Cardiovascular risk is increased in patients with secondary adrenal insufficiency, which may be ascribed to an unfavorable metabolic profile consequent to a relatively high hydrocortisone replacement dose.Objective:
We determined the effects of a higher versus a lower glucocorticoid replacement dose on blood pressure (BP), the renin-angiotensin-aldosterone system, 11β-hydroxysteroid dehydrogenase enzyme activity and circulating (nor)metanephrines.Design, Setting, and Patients:
Forty-seven patients with secondary adrenal insufficiency from the University Medical Center Groningen participated in this randomized double-blind crossover study.Interventions:
Patients randomly received 0.2–0.3 mg hydrocortisone/kg body weight followed by 0.4–0.6 mg hydrocortisone/kg body weight, or vice versa, each during 10 weeks.Main Outcome Measure(s):
BP and regulating hormones were measured.Results:
The higher hydrocortisone dose resulted in an increase in systolic BP of 5 (12) mm Hg (P = .011), diastolic BP of 2 (9) mm Hg (P = .050), and a median [interquartile range] drop in plasma potassium of −0.1 [−0.3; 0.1] nmol/liter (P = .048).

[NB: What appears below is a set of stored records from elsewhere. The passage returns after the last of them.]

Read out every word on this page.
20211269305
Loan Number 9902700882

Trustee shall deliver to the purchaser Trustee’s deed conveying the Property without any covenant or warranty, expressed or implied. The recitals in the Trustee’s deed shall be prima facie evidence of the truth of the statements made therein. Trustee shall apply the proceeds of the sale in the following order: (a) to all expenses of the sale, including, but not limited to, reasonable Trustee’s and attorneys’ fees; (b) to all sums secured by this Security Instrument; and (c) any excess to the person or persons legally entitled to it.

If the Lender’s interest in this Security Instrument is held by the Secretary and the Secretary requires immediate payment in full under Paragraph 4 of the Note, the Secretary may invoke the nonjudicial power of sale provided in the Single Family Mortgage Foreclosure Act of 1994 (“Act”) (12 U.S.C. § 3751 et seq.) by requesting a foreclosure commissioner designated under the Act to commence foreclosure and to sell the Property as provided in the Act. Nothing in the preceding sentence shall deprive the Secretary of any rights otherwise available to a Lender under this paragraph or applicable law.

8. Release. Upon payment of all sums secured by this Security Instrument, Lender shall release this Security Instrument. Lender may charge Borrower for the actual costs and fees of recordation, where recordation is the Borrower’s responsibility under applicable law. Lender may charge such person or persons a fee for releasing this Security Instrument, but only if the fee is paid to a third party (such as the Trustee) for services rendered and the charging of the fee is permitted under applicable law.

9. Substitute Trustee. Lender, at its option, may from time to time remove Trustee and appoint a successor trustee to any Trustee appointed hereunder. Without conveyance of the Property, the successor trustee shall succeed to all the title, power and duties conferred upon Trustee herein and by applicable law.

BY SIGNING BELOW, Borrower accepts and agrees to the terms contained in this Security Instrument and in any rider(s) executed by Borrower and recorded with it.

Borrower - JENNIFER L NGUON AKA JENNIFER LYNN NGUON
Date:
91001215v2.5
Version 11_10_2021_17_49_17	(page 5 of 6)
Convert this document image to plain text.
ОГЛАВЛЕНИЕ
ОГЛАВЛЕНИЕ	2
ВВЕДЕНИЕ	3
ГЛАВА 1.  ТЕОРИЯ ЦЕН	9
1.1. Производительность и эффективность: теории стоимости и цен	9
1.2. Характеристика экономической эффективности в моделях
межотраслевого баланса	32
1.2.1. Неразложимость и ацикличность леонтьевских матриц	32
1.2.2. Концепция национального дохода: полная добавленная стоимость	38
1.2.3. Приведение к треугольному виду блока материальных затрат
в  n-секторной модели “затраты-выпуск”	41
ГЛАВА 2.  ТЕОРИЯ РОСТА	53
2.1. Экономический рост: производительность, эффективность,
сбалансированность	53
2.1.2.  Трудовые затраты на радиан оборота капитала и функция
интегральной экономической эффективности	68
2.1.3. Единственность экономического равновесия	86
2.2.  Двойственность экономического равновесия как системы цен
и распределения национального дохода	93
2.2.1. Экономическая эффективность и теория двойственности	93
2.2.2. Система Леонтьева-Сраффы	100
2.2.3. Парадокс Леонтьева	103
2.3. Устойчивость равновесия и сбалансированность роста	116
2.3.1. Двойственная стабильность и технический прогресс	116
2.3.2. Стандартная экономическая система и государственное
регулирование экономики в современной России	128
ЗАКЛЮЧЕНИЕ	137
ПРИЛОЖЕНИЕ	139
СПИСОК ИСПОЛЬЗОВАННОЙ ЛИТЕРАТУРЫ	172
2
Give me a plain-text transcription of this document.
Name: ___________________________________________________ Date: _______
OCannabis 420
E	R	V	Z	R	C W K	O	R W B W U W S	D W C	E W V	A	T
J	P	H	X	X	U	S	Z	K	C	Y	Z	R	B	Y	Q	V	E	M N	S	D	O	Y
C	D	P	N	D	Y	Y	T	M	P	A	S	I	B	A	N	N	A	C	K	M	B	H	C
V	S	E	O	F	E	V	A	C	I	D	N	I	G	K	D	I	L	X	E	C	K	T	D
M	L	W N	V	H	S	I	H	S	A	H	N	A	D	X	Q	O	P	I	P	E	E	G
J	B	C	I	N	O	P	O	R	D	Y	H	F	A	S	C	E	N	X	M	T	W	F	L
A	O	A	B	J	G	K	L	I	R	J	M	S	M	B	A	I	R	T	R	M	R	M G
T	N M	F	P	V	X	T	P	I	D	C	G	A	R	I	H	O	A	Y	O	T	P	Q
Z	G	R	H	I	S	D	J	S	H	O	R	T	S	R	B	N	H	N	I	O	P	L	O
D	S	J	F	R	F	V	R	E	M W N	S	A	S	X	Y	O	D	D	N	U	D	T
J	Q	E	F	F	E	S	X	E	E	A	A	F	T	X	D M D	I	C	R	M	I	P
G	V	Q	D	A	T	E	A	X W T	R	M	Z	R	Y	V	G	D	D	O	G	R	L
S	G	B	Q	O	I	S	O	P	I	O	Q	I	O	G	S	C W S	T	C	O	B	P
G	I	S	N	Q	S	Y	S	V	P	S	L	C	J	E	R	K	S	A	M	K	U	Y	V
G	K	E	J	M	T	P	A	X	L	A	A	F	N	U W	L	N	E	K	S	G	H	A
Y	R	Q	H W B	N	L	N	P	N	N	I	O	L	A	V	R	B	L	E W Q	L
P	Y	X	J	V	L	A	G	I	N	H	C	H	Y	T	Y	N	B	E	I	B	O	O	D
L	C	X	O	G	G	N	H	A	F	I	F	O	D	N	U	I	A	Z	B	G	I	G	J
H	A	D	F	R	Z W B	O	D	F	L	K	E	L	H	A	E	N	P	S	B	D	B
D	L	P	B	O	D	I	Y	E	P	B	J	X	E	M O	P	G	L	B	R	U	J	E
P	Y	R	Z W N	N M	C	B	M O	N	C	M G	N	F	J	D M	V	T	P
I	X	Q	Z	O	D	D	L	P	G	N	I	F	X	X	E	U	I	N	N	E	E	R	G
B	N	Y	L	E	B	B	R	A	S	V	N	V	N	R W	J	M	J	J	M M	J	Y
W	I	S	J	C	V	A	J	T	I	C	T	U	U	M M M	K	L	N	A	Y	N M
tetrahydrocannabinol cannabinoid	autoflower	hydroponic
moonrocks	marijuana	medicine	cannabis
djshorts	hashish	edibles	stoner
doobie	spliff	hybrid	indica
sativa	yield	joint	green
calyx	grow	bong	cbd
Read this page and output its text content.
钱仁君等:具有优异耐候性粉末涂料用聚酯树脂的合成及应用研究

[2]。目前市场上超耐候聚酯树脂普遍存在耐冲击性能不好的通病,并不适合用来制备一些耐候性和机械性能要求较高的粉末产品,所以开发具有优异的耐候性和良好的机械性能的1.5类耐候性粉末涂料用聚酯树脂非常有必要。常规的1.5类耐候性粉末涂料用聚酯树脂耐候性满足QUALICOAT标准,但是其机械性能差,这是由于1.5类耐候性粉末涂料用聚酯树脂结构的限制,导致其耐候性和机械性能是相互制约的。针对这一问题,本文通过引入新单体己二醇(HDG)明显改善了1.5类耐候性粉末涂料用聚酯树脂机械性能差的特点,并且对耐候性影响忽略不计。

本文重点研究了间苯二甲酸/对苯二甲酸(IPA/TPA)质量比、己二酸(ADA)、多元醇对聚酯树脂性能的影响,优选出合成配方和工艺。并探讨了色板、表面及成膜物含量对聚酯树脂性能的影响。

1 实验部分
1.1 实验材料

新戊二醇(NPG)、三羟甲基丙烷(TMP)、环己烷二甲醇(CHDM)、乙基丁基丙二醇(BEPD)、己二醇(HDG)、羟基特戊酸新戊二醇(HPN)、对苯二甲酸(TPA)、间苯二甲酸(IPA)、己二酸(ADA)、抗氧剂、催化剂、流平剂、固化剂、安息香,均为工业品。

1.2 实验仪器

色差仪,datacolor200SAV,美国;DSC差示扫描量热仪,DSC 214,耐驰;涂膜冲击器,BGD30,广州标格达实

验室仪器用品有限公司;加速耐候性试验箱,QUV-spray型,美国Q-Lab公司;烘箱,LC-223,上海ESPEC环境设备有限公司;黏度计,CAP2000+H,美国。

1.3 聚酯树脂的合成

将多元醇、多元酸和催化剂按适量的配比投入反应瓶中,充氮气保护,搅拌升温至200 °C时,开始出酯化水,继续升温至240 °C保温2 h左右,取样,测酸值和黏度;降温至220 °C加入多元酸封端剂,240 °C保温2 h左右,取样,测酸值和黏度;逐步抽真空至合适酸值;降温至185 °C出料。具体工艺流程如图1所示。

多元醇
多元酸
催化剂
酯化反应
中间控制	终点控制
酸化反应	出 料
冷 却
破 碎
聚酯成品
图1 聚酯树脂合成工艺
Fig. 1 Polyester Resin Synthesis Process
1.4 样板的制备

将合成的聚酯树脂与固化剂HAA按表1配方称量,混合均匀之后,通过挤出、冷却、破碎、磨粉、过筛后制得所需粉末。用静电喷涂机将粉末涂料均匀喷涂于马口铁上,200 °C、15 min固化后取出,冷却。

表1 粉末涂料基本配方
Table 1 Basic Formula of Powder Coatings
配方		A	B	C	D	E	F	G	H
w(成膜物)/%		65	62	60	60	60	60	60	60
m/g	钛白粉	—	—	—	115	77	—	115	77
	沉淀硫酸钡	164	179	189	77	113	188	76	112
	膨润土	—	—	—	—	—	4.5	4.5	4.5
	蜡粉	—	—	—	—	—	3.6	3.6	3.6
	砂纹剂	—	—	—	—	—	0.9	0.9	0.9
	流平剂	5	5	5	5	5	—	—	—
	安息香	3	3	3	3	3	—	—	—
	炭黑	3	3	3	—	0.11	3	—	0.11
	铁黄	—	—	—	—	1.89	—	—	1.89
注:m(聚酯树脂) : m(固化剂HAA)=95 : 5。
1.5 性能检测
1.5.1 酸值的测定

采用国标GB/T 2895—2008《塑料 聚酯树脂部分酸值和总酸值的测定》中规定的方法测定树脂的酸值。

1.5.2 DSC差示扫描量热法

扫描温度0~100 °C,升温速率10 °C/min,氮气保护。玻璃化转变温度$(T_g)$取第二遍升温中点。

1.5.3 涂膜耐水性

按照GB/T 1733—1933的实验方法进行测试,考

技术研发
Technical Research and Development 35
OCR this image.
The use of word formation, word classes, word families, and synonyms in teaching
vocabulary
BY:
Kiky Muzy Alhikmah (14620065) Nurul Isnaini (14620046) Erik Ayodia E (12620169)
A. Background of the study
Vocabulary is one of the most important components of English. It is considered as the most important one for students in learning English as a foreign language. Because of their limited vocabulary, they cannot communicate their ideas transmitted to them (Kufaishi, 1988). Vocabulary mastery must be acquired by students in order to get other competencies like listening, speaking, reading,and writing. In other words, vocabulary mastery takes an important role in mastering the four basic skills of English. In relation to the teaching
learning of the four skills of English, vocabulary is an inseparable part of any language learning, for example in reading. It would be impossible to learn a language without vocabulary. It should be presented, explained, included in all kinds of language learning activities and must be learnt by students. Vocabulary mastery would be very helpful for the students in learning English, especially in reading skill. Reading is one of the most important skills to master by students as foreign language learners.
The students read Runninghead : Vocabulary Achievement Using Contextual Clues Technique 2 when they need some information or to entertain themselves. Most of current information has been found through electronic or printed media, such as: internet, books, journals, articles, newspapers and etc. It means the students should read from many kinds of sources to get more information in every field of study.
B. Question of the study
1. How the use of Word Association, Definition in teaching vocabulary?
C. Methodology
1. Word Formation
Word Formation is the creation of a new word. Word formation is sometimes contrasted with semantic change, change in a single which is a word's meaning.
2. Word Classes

The higher hydrocortisone dose led to decreases in serum aldosterone of −28 [−101; 9] pmol/liter (P = .020) and plasma renin of −1.3 [−4.5; 1.2 ] pg/mL (P = .051), and increased the ratio of plasma and urinary cortisol to cortisone (including their metabolites) (P < .001 for all). Furthermore, on the higher dose, plasma and urinary normetanephrine decreased by −0.101 [−0.242; 0.029] nmol/liter (P < .001) and −1.48 [−4.06; 0.29] μmol/mol creatinine (P < .001) respectively.Conclusions:
A higher dose of hydrocortisone increased systolic and diastolic BP and was accompanied by changes in the renin-angiotensin-aldosterone system, 11β-hydroxysteroid dehydrogenase enzyme activity, and circulating normetanephrine. This demonstrates that hydrocortisone dose even within the physiological range affects several pathways involved in BP regulation.